A parent in England has begun legal action against his daughter’s school because it will not allow her to wear a veil which covers most of her face.
The Buckinghamshire school, which cannot be named, allows its 100 Muslim pupils to wear headscarves.
But the father of a 12-year-old pupil wants her to wear the niqab, covering the whole face except for the eyes.
The local council says the school might be forced to back down because of the high cost of the legal proceedings.
Buckinghamshire County Council says it has been advised the cost would be up to £500,000 and is considering whether it would it be right to fight the case as it would mean cutting funds to other schools and services.
The girl involved has not been excluded from the secondary school but has been asked not to come wearing the niqab.
The school says the full face veil does not comply with its uniform code because it hampers communication.
The pupil, who joined the school in September, has not been in lessons since October. She has had some tuition at home.
Her father is seeking a ruling through a judicial review in the High Court in London. The family and the school cannot be identified for legal reasons.
A hearing is due early next month to decide whether the review should go ahead.
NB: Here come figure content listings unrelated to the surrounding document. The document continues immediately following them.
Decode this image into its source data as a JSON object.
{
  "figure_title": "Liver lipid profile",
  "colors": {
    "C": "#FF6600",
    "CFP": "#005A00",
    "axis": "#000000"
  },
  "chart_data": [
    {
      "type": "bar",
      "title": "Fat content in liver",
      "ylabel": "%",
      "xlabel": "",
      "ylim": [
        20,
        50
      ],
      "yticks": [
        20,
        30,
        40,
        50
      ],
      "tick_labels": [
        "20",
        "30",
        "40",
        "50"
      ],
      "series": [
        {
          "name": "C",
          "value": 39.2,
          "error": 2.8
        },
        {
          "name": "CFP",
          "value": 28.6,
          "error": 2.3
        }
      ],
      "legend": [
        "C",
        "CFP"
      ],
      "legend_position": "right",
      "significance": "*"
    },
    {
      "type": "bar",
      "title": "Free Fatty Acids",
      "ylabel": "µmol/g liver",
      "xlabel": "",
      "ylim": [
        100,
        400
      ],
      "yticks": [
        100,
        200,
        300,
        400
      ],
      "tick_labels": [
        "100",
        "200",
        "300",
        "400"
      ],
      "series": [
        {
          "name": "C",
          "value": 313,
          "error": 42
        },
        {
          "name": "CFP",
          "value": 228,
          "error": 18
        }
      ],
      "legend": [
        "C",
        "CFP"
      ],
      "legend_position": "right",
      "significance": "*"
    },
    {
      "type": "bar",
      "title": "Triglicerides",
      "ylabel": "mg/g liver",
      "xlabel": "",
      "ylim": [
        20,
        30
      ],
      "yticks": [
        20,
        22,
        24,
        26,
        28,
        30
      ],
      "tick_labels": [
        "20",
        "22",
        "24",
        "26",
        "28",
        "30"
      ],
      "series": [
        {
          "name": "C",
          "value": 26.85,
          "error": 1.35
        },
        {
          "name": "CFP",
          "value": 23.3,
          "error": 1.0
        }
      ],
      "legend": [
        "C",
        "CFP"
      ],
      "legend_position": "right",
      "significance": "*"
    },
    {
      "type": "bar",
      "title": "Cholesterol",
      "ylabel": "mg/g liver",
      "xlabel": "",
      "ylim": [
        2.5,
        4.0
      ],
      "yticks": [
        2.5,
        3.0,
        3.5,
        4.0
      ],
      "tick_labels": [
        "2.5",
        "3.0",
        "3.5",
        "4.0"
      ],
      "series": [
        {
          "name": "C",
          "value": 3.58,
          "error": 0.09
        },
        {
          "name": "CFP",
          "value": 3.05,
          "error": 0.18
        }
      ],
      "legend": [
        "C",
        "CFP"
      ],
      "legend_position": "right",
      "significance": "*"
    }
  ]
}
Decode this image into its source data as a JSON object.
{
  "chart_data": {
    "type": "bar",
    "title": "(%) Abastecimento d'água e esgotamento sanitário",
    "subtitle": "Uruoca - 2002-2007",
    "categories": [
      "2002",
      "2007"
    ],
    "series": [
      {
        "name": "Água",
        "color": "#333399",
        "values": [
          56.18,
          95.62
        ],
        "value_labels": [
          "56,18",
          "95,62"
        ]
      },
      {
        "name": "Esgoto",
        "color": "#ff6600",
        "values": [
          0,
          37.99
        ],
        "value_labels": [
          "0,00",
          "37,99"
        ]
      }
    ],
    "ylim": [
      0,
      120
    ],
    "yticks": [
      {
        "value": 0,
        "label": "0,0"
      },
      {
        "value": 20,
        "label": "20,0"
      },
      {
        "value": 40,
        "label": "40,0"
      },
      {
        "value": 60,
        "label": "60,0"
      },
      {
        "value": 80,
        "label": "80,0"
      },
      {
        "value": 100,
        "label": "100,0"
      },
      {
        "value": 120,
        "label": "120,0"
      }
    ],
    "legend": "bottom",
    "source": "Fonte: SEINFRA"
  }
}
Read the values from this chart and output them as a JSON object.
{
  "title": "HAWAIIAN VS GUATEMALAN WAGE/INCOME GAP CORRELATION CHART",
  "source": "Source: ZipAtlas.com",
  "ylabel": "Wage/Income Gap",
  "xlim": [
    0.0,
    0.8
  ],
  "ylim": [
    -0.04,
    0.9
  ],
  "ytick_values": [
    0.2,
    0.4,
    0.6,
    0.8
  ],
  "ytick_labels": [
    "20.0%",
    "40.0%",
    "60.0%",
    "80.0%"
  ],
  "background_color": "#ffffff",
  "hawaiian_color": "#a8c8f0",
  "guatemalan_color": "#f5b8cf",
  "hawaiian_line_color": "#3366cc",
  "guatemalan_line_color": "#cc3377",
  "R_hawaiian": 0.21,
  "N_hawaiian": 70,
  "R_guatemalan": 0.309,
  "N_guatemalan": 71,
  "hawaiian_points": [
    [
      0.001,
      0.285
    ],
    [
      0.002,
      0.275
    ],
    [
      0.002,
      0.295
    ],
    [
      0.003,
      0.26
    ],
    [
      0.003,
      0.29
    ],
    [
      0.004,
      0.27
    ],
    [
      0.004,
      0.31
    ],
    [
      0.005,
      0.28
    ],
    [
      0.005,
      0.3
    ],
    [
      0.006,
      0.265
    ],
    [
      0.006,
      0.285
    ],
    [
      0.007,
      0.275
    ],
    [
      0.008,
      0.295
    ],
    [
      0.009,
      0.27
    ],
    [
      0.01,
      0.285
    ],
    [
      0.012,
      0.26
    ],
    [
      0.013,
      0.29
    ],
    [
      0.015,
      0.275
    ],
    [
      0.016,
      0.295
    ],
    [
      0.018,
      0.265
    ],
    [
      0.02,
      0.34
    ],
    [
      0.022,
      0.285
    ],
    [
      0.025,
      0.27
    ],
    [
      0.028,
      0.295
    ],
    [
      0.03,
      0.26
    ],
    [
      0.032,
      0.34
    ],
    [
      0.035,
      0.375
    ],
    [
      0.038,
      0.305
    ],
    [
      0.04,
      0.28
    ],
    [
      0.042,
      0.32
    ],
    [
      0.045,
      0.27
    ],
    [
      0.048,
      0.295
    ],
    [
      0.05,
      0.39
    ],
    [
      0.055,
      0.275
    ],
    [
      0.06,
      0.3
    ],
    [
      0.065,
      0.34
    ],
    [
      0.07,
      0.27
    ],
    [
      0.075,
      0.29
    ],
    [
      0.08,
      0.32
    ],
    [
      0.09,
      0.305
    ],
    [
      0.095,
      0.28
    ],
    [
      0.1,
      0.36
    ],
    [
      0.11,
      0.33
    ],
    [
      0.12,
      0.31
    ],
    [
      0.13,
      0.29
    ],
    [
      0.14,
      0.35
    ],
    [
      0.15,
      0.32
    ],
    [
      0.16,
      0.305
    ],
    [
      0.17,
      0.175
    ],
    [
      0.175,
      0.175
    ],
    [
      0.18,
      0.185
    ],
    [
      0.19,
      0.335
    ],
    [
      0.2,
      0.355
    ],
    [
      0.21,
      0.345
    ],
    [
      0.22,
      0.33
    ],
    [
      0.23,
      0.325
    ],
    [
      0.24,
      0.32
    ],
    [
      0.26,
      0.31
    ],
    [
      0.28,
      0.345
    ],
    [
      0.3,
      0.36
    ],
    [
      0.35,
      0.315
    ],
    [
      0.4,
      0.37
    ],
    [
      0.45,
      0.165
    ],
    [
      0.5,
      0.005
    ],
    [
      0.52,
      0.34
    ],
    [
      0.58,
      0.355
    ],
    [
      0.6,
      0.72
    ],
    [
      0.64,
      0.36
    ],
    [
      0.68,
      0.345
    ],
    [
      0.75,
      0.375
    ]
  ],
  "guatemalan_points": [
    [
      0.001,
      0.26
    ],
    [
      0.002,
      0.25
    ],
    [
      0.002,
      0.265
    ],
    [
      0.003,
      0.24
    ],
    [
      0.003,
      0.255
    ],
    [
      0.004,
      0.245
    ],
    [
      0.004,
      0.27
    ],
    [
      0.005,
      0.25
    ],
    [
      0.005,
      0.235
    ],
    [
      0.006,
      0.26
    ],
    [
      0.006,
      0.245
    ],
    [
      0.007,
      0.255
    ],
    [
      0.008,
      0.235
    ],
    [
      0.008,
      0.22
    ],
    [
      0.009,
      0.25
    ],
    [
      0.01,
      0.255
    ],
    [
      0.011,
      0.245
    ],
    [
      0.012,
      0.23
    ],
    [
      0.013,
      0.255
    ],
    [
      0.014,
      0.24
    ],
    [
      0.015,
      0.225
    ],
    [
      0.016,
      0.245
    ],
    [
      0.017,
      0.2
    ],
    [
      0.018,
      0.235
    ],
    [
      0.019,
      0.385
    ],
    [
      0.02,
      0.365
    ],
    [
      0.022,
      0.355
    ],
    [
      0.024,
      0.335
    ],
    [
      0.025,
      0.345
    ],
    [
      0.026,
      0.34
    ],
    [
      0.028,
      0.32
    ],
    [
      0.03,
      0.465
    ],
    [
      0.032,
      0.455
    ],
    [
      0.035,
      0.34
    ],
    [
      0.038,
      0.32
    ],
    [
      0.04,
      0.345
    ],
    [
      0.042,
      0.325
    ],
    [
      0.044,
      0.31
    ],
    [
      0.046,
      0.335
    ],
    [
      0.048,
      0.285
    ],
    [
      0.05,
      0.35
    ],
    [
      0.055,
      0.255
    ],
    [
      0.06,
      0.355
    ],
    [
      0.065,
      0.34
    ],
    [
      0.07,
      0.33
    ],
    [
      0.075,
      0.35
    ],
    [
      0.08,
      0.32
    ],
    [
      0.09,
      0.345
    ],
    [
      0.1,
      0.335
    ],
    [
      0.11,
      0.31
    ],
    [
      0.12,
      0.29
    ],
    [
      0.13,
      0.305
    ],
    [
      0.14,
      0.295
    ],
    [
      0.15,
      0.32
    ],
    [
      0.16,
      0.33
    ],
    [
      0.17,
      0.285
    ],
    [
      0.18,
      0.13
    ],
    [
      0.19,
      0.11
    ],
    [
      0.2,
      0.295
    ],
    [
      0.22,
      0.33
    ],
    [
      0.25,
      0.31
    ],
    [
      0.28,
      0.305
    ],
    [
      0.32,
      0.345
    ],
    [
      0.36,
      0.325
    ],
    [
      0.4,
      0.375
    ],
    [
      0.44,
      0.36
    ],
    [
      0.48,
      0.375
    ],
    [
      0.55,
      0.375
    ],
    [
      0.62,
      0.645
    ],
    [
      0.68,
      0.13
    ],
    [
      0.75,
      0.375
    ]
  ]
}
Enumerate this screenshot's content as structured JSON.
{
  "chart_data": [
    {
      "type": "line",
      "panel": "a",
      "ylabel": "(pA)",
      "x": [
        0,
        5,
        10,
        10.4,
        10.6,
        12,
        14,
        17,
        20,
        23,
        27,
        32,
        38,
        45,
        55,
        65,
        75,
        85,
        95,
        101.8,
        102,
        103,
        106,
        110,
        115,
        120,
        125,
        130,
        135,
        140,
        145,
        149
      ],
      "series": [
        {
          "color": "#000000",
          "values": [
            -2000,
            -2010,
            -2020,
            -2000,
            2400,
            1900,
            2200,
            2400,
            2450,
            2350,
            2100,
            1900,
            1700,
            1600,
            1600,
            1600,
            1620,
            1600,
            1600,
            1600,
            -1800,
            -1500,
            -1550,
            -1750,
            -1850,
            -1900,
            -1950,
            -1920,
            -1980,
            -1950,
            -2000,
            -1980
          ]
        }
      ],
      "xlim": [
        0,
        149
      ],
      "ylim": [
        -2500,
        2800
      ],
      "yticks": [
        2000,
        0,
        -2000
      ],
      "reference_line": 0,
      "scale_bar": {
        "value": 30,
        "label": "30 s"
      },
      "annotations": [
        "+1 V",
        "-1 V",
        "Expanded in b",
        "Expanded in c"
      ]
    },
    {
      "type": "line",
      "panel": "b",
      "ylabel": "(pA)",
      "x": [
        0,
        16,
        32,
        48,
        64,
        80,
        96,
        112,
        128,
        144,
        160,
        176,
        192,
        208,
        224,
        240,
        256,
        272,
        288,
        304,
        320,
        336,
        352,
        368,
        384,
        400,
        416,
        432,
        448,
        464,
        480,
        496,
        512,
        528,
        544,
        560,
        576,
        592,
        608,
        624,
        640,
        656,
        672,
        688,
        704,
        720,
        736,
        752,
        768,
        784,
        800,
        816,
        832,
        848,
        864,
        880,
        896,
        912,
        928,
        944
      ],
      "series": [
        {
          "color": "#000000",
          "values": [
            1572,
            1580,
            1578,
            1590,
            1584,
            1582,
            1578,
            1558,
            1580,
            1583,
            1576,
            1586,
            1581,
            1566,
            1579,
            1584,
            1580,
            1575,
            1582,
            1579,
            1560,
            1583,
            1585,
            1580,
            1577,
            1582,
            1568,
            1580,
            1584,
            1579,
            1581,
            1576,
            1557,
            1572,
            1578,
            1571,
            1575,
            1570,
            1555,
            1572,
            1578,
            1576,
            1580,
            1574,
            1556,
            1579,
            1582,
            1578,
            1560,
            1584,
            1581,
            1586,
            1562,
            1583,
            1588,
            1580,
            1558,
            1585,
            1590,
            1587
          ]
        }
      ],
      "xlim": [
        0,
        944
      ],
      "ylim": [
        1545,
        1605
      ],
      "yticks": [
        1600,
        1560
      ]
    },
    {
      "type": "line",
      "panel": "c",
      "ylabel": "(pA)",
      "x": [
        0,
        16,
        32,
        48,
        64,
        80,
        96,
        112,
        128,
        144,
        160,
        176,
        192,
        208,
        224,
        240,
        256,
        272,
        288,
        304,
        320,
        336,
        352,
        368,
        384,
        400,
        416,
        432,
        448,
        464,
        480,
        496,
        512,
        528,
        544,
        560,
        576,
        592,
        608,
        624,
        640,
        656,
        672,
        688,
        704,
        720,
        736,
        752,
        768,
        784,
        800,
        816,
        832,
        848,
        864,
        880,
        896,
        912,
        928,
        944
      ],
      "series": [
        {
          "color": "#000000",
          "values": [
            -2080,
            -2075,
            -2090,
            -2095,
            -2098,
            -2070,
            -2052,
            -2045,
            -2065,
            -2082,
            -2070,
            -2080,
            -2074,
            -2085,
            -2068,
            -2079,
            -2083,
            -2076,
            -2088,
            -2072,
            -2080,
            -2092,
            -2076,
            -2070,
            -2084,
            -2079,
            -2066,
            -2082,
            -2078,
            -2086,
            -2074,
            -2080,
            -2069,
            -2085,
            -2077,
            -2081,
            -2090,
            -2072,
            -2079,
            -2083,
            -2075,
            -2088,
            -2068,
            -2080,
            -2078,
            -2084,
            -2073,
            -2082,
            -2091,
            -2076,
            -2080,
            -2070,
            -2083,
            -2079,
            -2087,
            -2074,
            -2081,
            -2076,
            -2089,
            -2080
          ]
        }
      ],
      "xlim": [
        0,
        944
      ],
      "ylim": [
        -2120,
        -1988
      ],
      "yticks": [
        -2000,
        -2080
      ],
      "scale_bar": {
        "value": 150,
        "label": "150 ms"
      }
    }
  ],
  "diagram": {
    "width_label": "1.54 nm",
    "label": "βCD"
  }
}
However, there are doubts about whether the school will be able to defend its position.
Buckinghamshire County Council is reluctant to meet the legal costs even though it supports the school’s decision, saying there are more pressing demands on its funds.
It says the school has been trying hard to reach a compromise with the girl’s parents.
The councillor in charge of the county’s schools, Marion Clayton, said: “I can confirm that a parent has asked for a judicial review regarding his daughter not being allowed to attend a Buckinghamshire school wearing a niqab.
“Neither the school nor this council feel it is appropriate to comment on the issues of the case until the review, if any, has taken place.
“We have been working with the school throughout to try and achieve a resolution in the best interests of the pupil and the school.”
Last year, the Law Lords ruled that a Luton school was justified in banning the jilbab, a long gown, but it took a lengthy legal battle before this was established.
Government guidance says schools can decide their own uniform code in consultation with the community.